The problem involves determining whether a subsequence of a given array can sum up to a specified target. By recursively exploring all possible ways to include or exclude each element of the array, the goal is to find out if any combination of these elements can achieve the target sum. The challenge is to exhaustively check all potential subsequences and see if their sum matches the target value.

Approach:

1. Base Cases:
   • If the target K becomes zero, return true, as we've found a valid subsequence whose sum equals K.
   • If the index exceeds the length of the array or K becomes negative, return false.
2. Recursive Case:
   • For each element, we try:
     1. Including the element (subtract it from K and move to the next element).
     2. Excluding the element (move to the next element without subtracting).

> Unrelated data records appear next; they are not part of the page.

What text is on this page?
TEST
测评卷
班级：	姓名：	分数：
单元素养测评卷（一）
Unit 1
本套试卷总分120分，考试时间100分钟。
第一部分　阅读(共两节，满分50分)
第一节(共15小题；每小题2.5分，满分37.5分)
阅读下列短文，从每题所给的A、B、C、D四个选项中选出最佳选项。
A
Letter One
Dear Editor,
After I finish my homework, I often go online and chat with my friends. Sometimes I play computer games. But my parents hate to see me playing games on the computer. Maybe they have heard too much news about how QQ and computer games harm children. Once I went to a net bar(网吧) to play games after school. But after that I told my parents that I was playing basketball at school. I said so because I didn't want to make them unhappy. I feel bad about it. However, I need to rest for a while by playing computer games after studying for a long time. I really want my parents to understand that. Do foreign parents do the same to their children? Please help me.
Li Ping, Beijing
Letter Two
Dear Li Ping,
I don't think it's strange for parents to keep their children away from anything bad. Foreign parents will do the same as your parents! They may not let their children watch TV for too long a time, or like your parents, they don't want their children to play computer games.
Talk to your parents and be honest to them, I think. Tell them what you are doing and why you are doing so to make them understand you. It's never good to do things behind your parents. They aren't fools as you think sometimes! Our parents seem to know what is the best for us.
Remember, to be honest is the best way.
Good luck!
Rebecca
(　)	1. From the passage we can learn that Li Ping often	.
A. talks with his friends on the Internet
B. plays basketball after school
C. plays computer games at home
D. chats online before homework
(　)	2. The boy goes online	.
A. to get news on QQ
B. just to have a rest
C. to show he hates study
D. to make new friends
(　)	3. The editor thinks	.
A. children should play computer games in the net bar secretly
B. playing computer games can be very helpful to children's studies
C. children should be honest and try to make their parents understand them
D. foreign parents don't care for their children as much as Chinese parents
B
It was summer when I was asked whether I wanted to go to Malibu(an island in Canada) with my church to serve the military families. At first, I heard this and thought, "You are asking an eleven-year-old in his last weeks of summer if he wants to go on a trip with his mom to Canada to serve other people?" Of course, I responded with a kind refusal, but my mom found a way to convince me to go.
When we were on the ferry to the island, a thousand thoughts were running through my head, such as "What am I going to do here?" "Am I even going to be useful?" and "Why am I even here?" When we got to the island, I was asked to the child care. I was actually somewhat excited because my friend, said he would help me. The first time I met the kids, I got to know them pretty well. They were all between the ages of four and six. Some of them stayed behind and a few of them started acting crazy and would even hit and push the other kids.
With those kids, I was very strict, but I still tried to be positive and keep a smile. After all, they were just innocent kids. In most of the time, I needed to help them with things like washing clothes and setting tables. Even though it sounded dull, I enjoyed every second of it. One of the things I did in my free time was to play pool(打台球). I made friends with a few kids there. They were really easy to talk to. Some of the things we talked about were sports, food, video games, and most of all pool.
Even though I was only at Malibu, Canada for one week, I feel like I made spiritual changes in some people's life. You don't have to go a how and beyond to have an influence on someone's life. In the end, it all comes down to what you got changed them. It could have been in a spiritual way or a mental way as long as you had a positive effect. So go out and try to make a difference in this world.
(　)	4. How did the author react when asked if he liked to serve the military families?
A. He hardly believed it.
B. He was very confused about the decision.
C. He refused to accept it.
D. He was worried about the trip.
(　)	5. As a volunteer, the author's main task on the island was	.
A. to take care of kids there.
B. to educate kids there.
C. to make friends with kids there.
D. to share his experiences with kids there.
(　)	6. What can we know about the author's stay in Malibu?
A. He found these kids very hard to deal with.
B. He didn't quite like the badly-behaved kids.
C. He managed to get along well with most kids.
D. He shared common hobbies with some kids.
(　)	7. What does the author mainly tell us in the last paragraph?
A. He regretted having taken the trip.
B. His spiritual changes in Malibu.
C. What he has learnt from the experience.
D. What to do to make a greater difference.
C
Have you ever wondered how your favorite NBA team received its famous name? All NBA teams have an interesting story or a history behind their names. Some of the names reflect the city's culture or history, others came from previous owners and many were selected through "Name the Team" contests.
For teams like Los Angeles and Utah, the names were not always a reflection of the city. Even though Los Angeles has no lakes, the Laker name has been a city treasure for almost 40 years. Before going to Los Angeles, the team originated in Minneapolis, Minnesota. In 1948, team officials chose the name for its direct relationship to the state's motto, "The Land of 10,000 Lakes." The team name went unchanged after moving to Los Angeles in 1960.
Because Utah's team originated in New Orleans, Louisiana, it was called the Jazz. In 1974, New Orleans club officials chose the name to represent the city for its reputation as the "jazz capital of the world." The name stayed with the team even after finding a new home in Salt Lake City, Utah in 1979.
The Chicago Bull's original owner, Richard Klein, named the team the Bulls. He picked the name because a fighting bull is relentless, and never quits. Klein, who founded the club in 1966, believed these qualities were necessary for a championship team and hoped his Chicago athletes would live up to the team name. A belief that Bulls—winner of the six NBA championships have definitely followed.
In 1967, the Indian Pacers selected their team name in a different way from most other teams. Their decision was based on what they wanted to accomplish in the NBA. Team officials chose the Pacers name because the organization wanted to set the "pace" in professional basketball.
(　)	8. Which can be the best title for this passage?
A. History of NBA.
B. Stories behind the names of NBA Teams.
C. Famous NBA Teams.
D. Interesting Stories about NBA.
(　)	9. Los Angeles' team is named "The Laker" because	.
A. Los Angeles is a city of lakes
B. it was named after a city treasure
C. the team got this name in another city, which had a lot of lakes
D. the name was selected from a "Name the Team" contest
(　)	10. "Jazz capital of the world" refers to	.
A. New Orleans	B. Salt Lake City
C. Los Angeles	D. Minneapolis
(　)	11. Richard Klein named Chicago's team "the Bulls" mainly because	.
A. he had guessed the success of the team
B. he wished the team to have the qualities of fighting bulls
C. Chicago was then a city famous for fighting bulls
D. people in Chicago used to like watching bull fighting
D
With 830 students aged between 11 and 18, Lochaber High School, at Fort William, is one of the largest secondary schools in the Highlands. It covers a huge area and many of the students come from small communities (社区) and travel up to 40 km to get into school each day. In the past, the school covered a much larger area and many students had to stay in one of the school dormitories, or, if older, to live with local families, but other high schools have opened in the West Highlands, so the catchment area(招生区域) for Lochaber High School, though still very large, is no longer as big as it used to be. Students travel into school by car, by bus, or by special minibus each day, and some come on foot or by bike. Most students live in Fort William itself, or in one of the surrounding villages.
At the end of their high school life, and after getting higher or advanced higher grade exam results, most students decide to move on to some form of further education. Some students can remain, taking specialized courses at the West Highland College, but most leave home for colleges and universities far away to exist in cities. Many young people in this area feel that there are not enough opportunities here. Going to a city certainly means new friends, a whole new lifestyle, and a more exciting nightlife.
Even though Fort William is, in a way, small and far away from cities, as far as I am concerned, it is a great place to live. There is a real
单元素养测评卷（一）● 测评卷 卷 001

If either of these choices leads to a valid subsequence (i.e., returns true), then we return true.

Code:

#include <iostream>
#include <vector>
using namespace std;

bool isSubsequenceSum(int ind, int n, vector<int>& nums, int K) {
    // Base case 1: If the sum becomes 0, we found a subsequence with sum K
    if (K == 0) return true;
    
    // Base case 2: If we've processed all elements or sum becomes negative
    if (ind == n || K < 0) return false;

    // Recursive case: Try both including and excluding the current element
    // Option 1: Include the current element
    bool include = isSubsequenceSum(ind + 1, n, nums, K - nums[ind]);

    // Option 2: Exclude the current element
    bool exclude = isSubsequenceSum(ind + 1, n, nums, K);

    // Return true if either including or excluding gives a valid subsequence
    return include || exclude;
}

int main() {
    vector<int> nums = {3, 1, 4, 2, 5};
    int K = 6;

    // Check if there's a subsequence with sum K
    if (isSubsequenceSum(0, nums.size(), nums, K)) {
        cout << "There exists a subsequence with sum " << K << endl;
    } else {
        cout << "No subsequence with sum " << K << " found" << endl;
    }

    return 0;
}

Explanation of the Code:

1. Base Case 1: if (K == 0) return true;
   • If K becomes zero, it means we found a valid subsequence whose sum equals K, so we return true.
2. Base Case 2: if (ind == n || K < 0) return false;
   • If we've processed all elements or K becomes negative (this means we overshot), return false.
3. Recursive Calls:
   • bool include = isSubsequenceSum(ind + 1, n, nums, K - nums[ind]);: Here, we include the current element and reduce K by the element's value.
   • bool exclude = isSubsequenceSum(ind + 1, n, nums, K);: Here, we exclude the current element and just move to the next one.
4. Return Statement:
   • return include || exclude;: If either the inclusion or exclusion path results in finding a subsequence with sum K, return true.

Example Walkthrough:

For the array nums = {3, 1, 4, 2, 5} and K = 6:

1. Starting with nums[0] = 3:
   • Include: Now K = 6 - 3 = 3.
   • Exclude: Continue with K = 6.
2. With nums[1] = 1:
   • Include: Now K = 3 - 1 = 2.
   • Exclude: Continue with K = 3.
3. With nums[2] = 4:
   • Include: Now K = 2 - 4 = -2. This is invalid, so backtrack.
   • Exclude: Continue with K = 2.
4. With nums[3] = 2:
   • Include: Now K = 2 - 2 = 0. Success! A subsequence {3, 2, 1} sums to 6.

Complexity Analysis:

• Time Complexity: O(2^n) because we explore two choices (include or exclude) for each element in the array.
• Space Complexity: O(n), Due to the recursion stack, where n is the number of elements in the array.